Toute remise en cause des avantages de cette carte, créée en 1921, n’est donc que pure spéculation. Elle permettra comme par le passé à toutes les familles de plus de trois enfants de bénéficier de ristournes allant de 30% (pour trois enfants) à 75% (pour six enfants et plus). "Il n'a jamais été question de modifier les tarifs sociaux de quelque façon que ce soit", précise le communiqué de l'Elysée pour couper l’herbe sous le pied aux commentateurs mal avisés.

Le "malentendu" dont parle Mme Morano est né de l'interprétation de l’annonce de la suppression du financement direct de l'Etat, une "erreur d'aiguillage", selon son collègue Dominique Bussereau. Ce dernier avait indiqué que la carte famille nombreuse allait "certainement disparaître" en l’état, pour laisser place à un autre dispositif "comparable", c’est son financement sur les profits de la SNCF.
La peur suscitéepar la gauche de la création d'un plafond de ressources, qui avait été souvent brandie par l’opposition et avait provoqué un vif émoi jusqu’à droite et chez les associations familiales, est notamment écartée. "Le président nous a confirmé qu'il n'y aurait jamais de mise sous conditions de ressources", a confirmé aux journalistes François Fondard, le président de l'Union nationale des associations familiales, convié à la rencontre.

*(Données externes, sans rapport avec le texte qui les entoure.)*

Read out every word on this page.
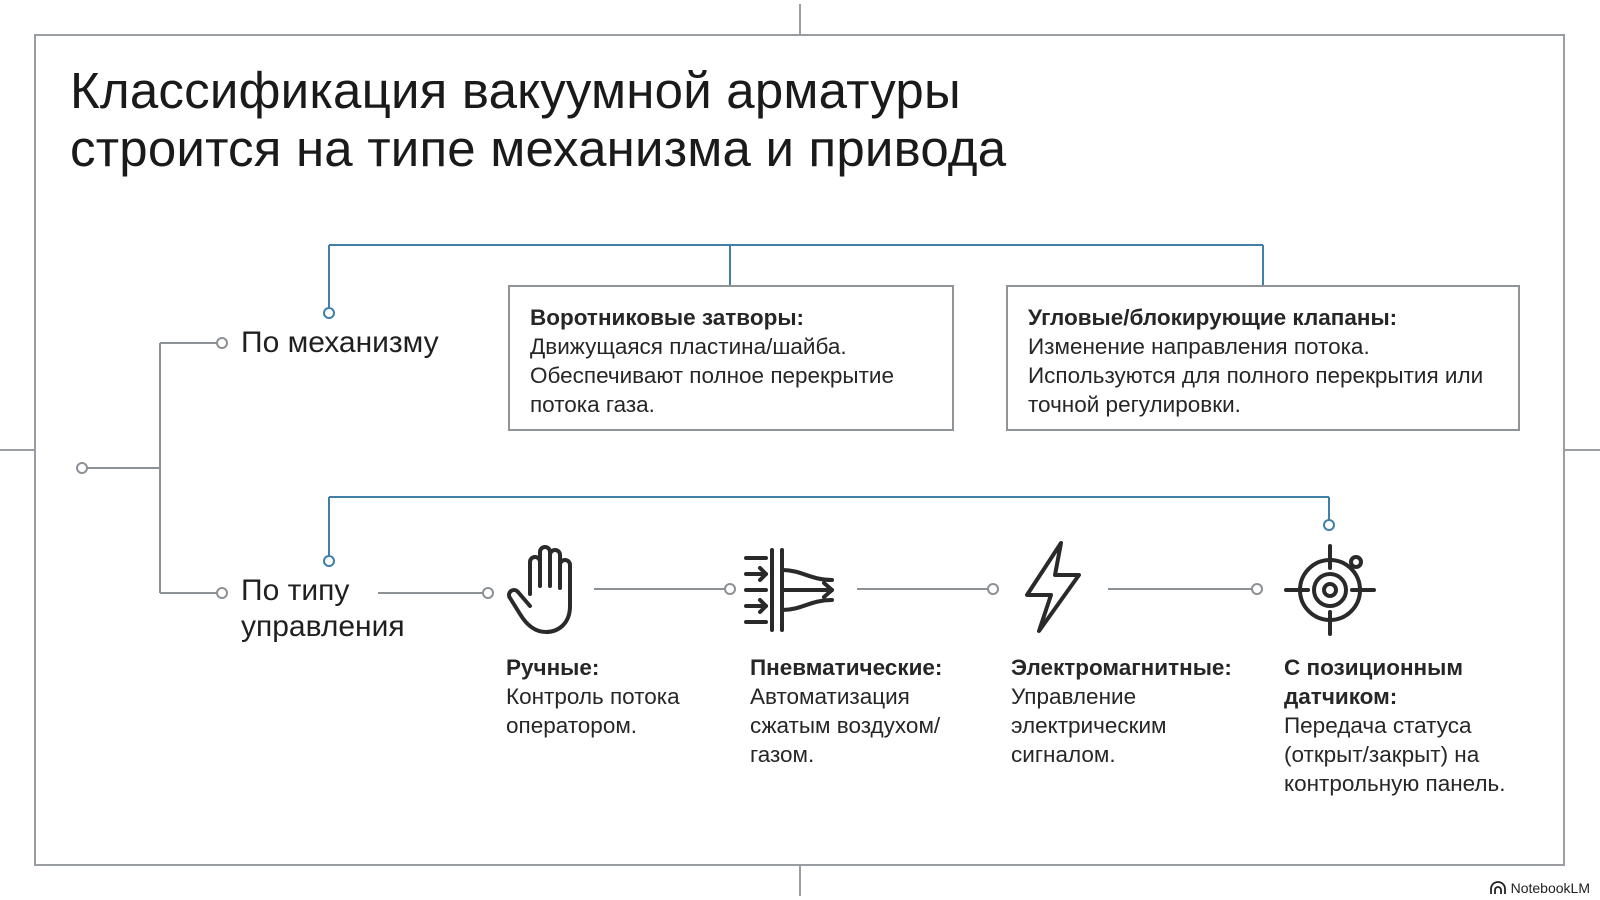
Классификация вакуумной арматуры
строится на типе механизма и привода
По механизму
Воротниковые затворы:
Движущаяся пластина/шайба. Обеспечивают полное перекрытие потока газа.
Угловые/блокирующие клапаны:
Изменение направления потока. Используются для полного перекрытия или точной регулировки.
По типу
управления
Ручные:
Контроль потока оператором.
Пневматические:
Автоматизация сжатым воздухом/газом.
Электромагнитные:
Управление электрическим сигналом.
С позиционным датчиком:
Передача статуса (открыт/закрыт) на контрольную панель.
NotebookLM
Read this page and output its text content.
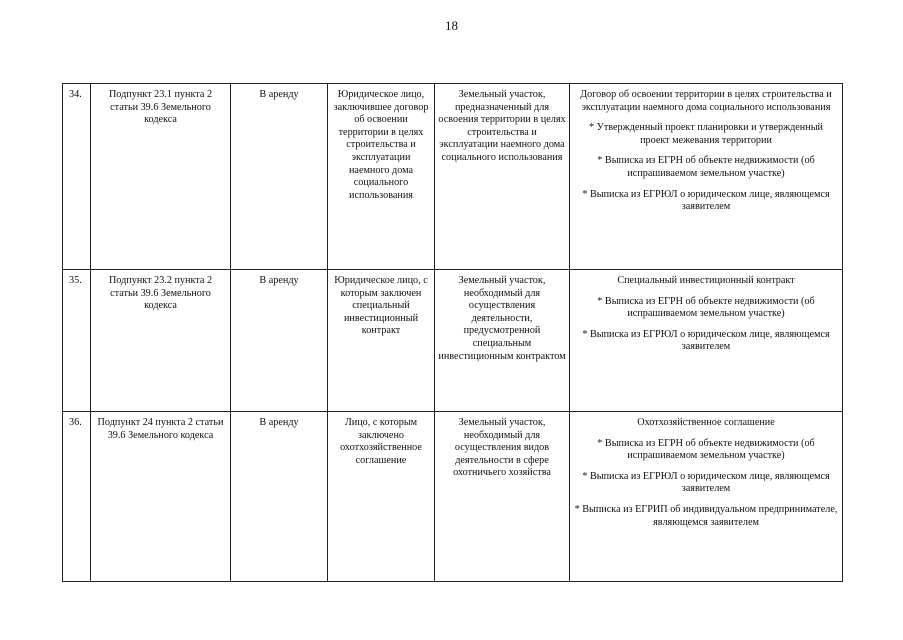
18
34.	Подпункт 23.1 пункта 2 статьи 39.6 Земельного кодекса	В аренду	Юридическое лицо, заключившее договор об освоении территории в целях строительства и эксплуатации наемного дома социального использования	Земельный участок, предназначенный для освоения территории в целях строительства и эксплуатации наемного дома социального использования	Договор об освоении территории в целях строительства и эксплуатации наемного дома социального использования

* Утвержденный проект планировки и утвержденный проект межевания территории

* Выписка из ЕГРН об объекте недвижимости (об испрашиваемом земельном участке)

* Выписка из ЕГРЮЛ о юридическом лице, являющемся заявителем

35.	Подпункт 23.2 пункта 2 статьи 39.6 Земельного кодекса	В аренду	Юридическое лицо, с которым заключен специальный инвестиционный контракт	Земельный участок, необходимый для осуществления деятельности, предусмотренной специальным инвестиционным контрактом	Специальный инвестиционный контракт

* Выписка из ЕГРН об объекте недвижимости (об испрашиваемом земельном участке)

* Выписка из ЕГРЮЛ о юридическом лице, являющемся заявителем

36.	Подпункт 24 пункта 2 статьи 39.6 Земельного кодекса	В аренду	Лицо, с которым заключено охотхозяйственное соглашение	Земельный участок, необходимый для осуществления видов деятельности в сфере охотничьего хозяйства	Охотхозяйственное соглашение

* Выписка из ЕГРН об объекте недвижимости (об испрашиваемом земельном участке)

* Выписка из ЕГРЮЛ о юридическом лице, являющемся заявителем

* Выписка из ЕГРИП об индивидуальном предпринимателе, являющемся заявителем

Nicolas Sarkozy est même allé plus avant.
Il a laissé entendre que des évolutions pourraient avoir lieu, au bénéfice des "familles monoparentales ou (des) familles modestes ayant moins de trois enfants". Il a en effet "regretté que des situations familiales dignes d'intérêt ne soient pas prises en compte par le système actuel" et a confié à Mme Morano et à M. Pepy le soin de préparer "des mesures susceptibles de remédier à ces anomalies".

Non seulement le système n’est pas en danger, mais il devrait s’améliorer encore.